Open MPI logo

Open MPI Development Mailing List Archives

  |   Home   |   Support   |   FAQ   |   all Development mailing list

Subject: Re: [OMPI devel] SM init failures
From: Eugene Loh (Eugene.Loh_at_[hidden])
Date: 2009-03-26 12:07:49


Ralph Castain wrote:

> Hi folks

Er, perhaps pronounced "Eugene". :^(

> It looks like the SM revisions we inserted into 1.3.2 are a great
> detector for shared memory init failures

How delicately put! I appreciate the gentleness.

> - it segfaulted 143 times last night on IU's sif computer, 34 times
> on Sun/Linux, and 3 times on Sun/SunOS...almost every single time due
> to "Address not mapped" errors in the sm btl during init.

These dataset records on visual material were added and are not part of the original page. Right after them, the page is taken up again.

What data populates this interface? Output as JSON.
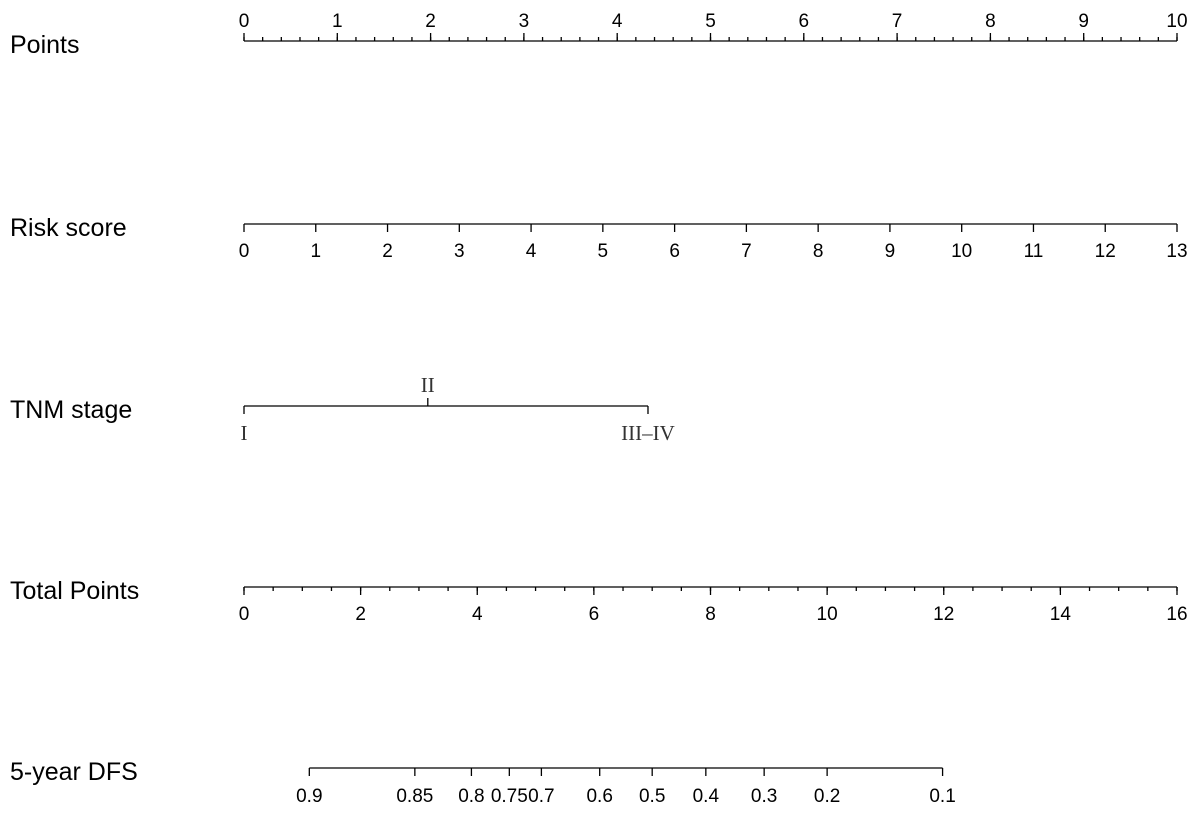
{
  "chart_data": {
    "type": "nomogram",
    "rows": [
      {
        "key": "points",
        "label": "Points",
        "range": [
          0,
          10
        ],
        "tick_side": "above",
        "major_ticks": [
          "0",
          "1",
          "2",
          "3",
          "4",
          "5",
          "6",
          "7",
          "8",
          "9",
          "10"
        ],
        "minor_step": 0.2
      },
      {
        "key": "risk_score",
        "label": "Risk  score",
        "range": [
          0,
          13
        ],
        "points_range": [
          0,
          10
        ],
        "tick_side": "below",
        "major_ticks": [
          "0",
          "1",
          "2",
          "3",
          "4",
          "5",
          "6",
          "7",
          "8",
          "9",
          "10",
          "11",
          "12",
          "13"
        ]
      },
      {
        "key": "tnm_stage",
        "label": "TNM  stage",
        "categorical": true,
        "categories": [
          {
            "label": "I",
            "points": 0,
            "side": "below"
          },
          {
            "label": "II",
            "points": 1.97,
            "side": "above"
          },
          {
            "label": "III–IV",
            "points": 4.33,
            "side": "below"
          }
        ]
      },
      {
        "key": "total_points",
        "label": "Total Points",
        "range": [
          0,
          16
        ],
        "tick_side": "below",
        "major_ticks": [
          "0",
          "2",
          "4",
          "6",
          "8",
          "10",
          "12",
          "14",
          "16"
        ],
        "minor_step": 0.5
      },
      {
        "key": "dfs_5yr",
        "label": "5-year DFS",
        "tick_side": "below",
        "probabilities": [
          {
            "label": "0.9",
            "total_points": 1.12
          },
          {
            "label": "0.85",
            "total_points": 2.93
          },
          {
            "label": "0.8",
            "total_points": 3.9
          },
          {
            "label": "0.75",
            "total_points": 4.55
          },
          {
            "label": "0.7",
            "total_points": 5.1
          },
          {
            "label": "0.6",
            "total_points": 6.1
          },
          {
            "label": "0.5",
            "total_points": 7.0
          },
          {
            "label": "0.4",
            "total_points": 7.92
          },
          {
            "label": "0.3",
            "total_points": 8.92
          },
          {
            "label": "0.2",
            "total_points": 10.0
          },
          {
            "label": "0.1",
            "total_points": 11.98
          }
        ]
      }
    ]
  }
}
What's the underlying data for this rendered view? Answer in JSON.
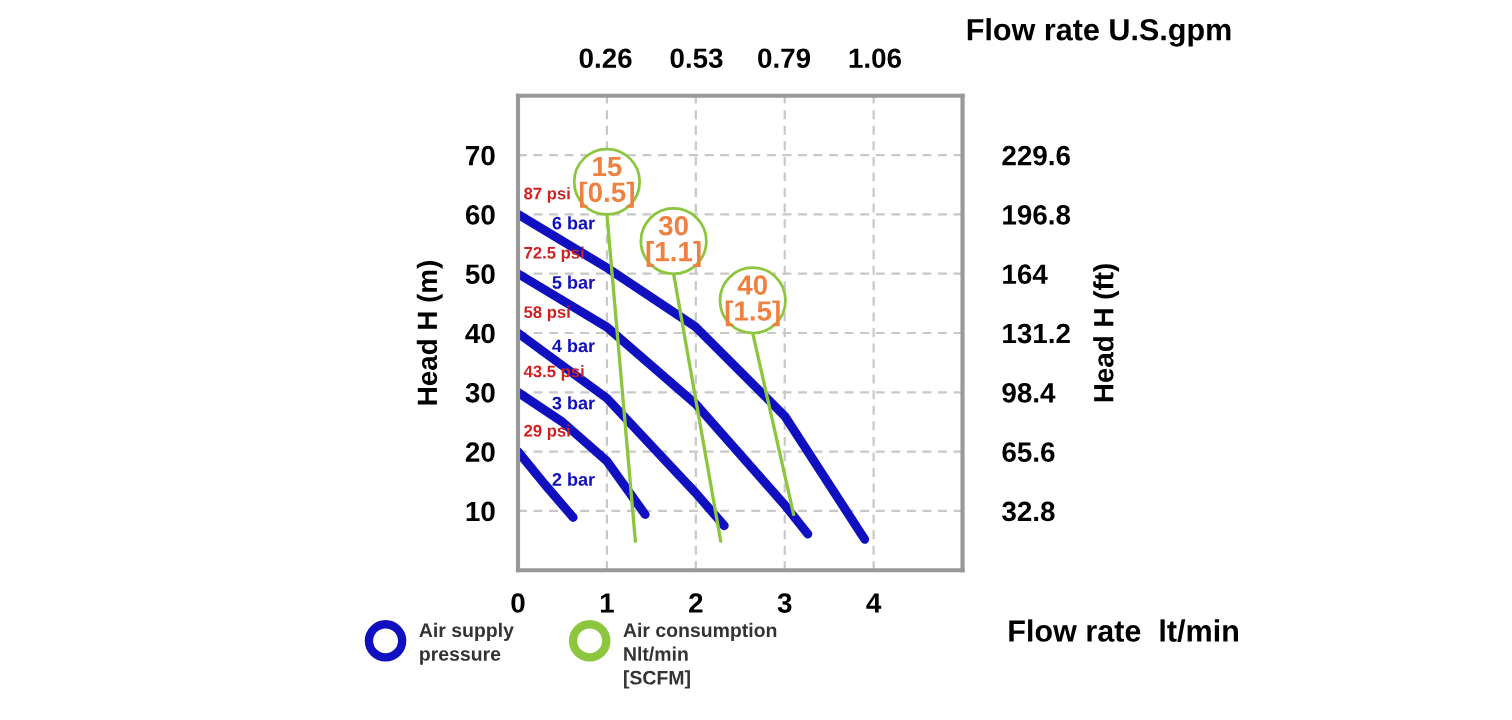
{
  "chart_data": {
    "type": "line",
    "xlabel": "Flow rate  lt/min",
    "x2label": "Flow rate U.S.gpm",
    "ylabel": "Head H (m)",
    "y2label": "Head H (ft)",
    "xlim": [
      0,
      5
    ],
    "xticks": [
      0,
      1,
      2,
      3,
      4
    ],
    "ylim": [
      0,
      80
    ],
    "yticks": [
      10,
      20,
      30,
      40,
      50,
      60,
      70
    ],
    "x2lim": [
      0,
      1.32
    ],
    "x2ticks": [
      0.26,
      0.53,
      0.79,
      1.06
    ],
    "y2lim": [
      0,
      262.4
    ],
    "y2ticks": [
      32.8,
      65.6,
      98.4,
      131.2,
      164,
      196.8,
      229.6
    ],
    "grid": true,
    "marker": "none",
    "series": [
      {
        "name": "2 bar",
        "color": "#1010c0",
        "x": [
          0,
          0.3,
          0.62
        ],
        "values": [
          20,
          14.5,
          8.9
        ]
      },
      {
        "name": "3 bar",
        "color": "#1010c0",
        "x": [
          0,
          0.5,
          1,
          1.43
        ],
        "values": [
          30,
          25,
          18.4,
          9.4
        ]
      },
      {
        "name": "4 bar",
        "color": "#1010c0",
        "x": [
          0,
          1,
          2,
          2.32
        ],
        "values": [
          40,
          29,
          13,
          7.5
        ]
      },
      {
        "name": "5 bar",
        "color": "#1010c0",
        "x": [
          0,
          1,
          2,
          3,
          3.26
        ],
        "values": [
          50,
          41,
          28,
          11,
          6.1
        ]
      },
      {
        "name": "6 bar",
        "color": "#1010c0",
        "x": [
          0,
          1,
          2,
          3,
          3.9
        ],
        "values": [
          60,
          51,
          41,
          26,
          5.2
        ]
      },
      {
        "name": "15\n[0.5]",
        "color": "#8cc63f",
        "x": [
          1.0,
          1.32
        ],
        "values": [
          60,
          4.9
        ]
      },
      {
        "name": "30\n[1.1]",
        "color": "#8cc63f",
        "x": [
          1.75,
          2.28
        ],
        "values": [
          50,
          4.9
        ]
      },
      {
        "name": "40\n[1.5]",
        "color": "#8cc63f",
        "x": [
          2.64,
          3.1
        ],
        "values": [
          40,
          9.4
        ]
      }
    ],
    "annotations": [
      "29 psi",
      "43.5 psi",
      "58 psi",
      "72.5 psi",
      "87 psi",
      "Air supply\npressure",
      "Air consumption\nNlt/min\n[SCFM]"
    ]
  }
}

Any guess as to frequency or what it'd take for me to reproduce this? I
tried with 1.3.1... 200K times and no failures on np=8 MPI_Init() jobs.
I'm starting now with a single-queue version, but wouldn't be surprised
if, again, I can't turn anything up.

> Might be worth someone looking at the MTT output stack traces -this
> is something that now appears to be reproducible, and should be
> addressed before we release 1.3.2 as it seems far more likely to
> happen than in the past.

Great (in a weird way, I guess). Can you tell me how to look at the MTT
output stack traces? I found http://www.open-mpi.org/projects/mtt/ but
expect it'll take me awhile to wade through that.